Il s'est remis à l'écriture le jour où il a lu Gone Baby Gone, le roman de Dennis Lehane (un «compatriote» bostonnais), avec la simple ambition de signer le scénario d'une éventuelle adaptation cinématographique.

«Je croyais confier la réalisation à quelqu'un d'autre au départ mais j'ai finalement décidé de plonger moi-même car je comprends ce milieu; je connais cette ville. C'est là que j'ai grandi.»

De grandes questions

Gone Baby Gone est l'un des volets d'une série de romans dont les personnages principaux sont des détectives privés - ils vivent en couple - devant faire enquête dans des histoires parfois sordides. L'intrigue de Gone Baby Gone, campée dans le quartier populaire de Dorchester à Boston, tourne autour de la disparition d'une fillette de 4 ans, dont la mère est aux prises avec de graves problèmes de toxicomanie.

Au fil de leur enquête, Patrick Kenzie (Casey Affleck) et Angie Genarro (Michelle Monaghan) feront face à un dilemme moral quasi insolvable. Lequel, inévitablement, amène le spectateur à réfléchir aux questions soulevées par cette histoire.
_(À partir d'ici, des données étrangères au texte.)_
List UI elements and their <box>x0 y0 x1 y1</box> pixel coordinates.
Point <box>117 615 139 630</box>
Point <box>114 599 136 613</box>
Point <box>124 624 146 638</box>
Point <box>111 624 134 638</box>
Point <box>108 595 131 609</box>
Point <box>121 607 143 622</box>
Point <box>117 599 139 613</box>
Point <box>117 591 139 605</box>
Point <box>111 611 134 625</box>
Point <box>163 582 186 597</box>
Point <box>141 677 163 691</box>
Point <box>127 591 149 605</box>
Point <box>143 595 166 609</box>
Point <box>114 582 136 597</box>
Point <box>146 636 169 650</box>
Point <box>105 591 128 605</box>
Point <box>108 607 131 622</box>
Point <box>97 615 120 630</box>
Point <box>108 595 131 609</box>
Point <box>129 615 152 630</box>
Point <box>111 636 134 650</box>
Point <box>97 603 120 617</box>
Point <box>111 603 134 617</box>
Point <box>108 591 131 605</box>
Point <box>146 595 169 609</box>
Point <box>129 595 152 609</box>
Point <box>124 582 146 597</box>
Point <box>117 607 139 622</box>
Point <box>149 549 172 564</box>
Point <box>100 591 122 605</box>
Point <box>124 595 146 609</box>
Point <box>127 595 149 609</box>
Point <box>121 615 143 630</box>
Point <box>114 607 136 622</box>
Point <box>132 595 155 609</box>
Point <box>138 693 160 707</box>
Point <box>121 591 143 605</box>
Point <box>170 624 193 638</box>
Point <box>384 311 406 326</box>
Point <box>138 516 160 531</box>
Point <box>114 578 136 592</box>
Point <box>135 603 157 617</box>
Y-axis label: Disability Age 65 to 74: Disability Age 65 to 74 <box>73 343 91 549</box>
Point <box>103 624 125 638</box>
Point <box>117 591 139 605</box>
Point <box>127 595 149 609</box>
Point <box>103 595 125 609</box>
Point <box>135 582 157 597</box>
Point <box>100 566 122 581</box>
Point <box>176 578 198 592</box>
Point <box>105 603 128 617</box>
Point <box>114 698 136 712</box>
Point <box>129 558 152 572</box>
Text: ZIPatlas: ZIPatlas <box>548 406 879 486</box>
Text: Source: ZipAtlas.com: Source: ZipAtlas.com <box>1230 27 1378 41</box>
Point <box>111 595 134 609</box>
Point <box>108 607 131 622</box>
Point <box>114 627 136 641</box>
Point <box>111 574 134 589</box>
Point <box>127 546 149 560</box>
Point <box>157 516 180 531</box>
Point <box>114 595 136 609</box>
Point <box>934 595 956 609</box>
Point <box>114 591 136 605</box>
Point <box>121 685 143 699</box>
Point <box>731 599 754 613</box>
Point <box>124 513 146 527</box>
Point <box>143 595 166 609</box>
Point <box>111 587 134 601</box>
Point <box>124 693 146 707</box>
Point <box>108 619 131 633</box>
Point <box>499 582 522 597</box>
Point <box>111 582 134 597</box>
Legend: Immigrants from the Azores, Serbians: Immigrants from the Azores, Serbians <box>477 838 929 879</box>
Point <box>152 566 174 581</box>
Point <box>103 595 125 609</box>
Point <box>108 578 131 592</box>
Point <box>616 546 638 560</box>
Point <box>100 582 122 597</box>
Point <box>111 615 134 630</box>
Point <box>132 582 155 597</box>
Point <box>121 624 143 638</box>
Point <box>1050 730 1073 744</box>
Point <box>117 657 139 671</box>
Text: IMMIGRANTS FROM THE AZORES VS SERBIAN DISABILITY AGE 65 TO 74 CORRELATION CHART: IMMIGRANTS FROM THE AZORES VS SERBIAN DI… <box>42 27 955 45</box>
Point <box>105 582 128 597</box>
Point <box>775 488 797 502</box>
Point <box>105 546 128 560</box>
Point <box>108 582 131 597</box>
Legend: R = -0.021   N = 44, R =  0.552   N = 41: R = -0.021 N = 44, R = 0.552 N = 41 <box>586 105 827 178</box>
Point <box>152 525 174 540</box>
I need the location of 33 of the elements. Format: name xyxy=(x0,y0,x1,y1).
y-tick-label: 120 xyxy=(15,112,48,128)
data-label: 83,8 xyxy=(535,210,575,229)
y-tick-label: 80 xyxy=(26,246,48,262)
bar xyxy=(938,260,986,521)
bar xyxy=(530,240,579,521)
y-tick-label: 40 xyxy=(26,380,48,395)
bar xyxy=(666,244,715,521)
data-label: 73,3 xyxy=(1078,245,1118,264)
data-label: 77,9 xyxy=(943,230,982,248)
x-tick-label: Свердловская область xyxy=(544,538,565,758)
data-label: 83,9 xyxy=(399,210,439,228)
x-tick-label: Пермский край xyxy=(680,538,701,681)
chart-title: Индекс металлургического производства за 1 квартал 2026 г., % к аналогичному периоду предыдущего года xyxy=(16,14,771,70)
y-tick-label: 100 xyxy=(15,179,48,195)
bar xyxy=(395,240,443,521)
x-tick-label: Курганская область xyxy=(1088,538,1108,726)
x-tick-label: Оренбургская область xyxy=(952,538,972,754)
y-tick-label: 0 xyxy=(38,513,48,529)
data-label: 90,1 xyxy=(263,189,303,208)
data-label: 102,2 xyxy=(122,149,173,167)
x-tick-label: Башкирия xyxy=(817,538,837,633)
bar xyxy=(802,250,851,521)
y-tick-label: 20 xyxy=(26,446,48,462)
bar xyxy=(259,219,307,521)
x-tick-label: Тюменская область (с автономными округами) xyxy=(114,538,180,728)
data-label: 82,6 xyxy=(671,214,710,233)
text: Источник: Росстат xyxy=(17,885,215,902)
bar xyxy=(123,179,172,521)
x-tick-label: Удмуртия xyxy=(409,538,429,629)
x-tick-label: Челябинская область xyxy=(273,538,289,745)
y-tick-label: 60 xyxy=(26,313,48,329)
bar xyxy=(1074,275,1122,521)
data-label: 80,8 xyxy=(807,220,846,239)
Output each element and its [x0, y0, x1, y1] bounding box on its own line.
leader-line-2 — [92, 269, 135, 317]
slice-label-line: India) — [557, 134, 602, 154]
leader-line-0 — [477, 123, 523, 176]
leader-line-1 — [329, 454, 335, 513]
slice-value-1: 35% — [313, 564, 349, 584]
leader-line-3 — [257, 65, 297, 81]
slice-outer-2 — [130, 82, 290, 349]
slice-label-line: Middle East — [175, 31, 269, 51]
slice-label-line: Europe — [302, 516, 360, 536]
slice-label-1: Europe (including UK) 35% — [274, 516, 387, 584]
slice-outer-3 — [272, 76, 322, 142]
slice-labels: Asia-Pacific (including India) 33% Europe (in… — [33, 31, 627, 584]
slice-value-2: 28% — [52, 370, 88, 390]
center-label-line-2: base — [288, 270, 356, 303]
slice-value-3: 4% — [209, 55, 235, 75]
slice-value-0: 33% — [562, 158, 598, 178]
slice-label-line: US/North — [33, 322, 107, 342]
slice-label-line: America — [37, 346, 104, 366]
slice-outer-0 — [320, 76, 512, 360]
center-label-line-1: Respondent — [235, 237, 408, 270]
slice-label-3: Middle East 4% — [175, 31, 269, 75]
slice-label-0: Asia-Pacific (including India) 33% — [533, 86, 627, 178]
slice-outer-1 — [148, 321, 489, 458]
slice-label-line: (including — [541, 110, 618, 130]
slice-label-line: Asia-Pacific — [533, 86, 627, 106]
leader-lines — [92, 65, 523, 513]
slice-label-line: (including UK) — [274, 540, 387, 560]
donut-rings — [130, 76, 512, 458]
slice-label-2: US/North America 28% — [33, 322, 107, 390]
«En compagnie de mon ami d'enfance Aaron Stockard, j'ai dû bûcher sur le scénario car le roman est construit de telle sorte que dès que tu enlèves le moindre élément, tout s'écroule, fait remarquer l'auteur cinéaste Affleck. Nous n'avons évidemment pas pu inclure le roman dans son intégralité dans le scénario, mais nous croyons en avoir préservé l'esprit. Je souhaite que les admirateurs de Lehane apprécient le film, mais je sais très bien qu'on ne peut jamais plaire à tout le monde!»

Pour ce militant démocrate, une histoire comme celle qui se situe au coeur de Gone Baby Gone aborde évidemment plusieurs problématiques à caractère social. «Le cycle de pauvreté prend racine dans les politiques que nous adoptons, observe-t-il. À mon sens, la grande force de ce récit réside dans l'absence de jugement. Il n'y a rien de prêchi-prêcha.»

Ben Affleck sait aussi que son film suscitera d'inévitables comparaisons. Un dénommé Clint Eastwood a en effet déjà porté à l'écran - avec grand succès - l'un des romans de Dennis Lehane. Mystic River a notamment valu des Oscars à Sean Penn et Tim Robbins.

«Clint Eastwood est l'un de mes héros! lance Affleck. J'espère être aussi bon que lui un jour. À vrai dire, je veux être Clint Eatswood! Mystic River est une adaptation spectaculaire, un très grand film. Je sais bien qu'on l'évoquera forcément quand viendra le moment de parler du mien. Mais c'est ainsi, je n'y peux rien.»

Une chose est certaine, Ben Affleck a désormais la piqûre de la réalisation.

«Je ne m'attendais pas à tomber amoureux de la mise en scène à ce point. Même si, parfois, je n'avais aucune idée de ce que j'étais en train de faire! laisse-t-il tomber en riant. Ma destinée de cinéaste est désormais entre les mains du public. J'espère sincèrement avoir de nouveau très vite l'occasion de réaliser.»

Gone Baby Gone prend l'affiche en version originale et en version française le 19 octobre.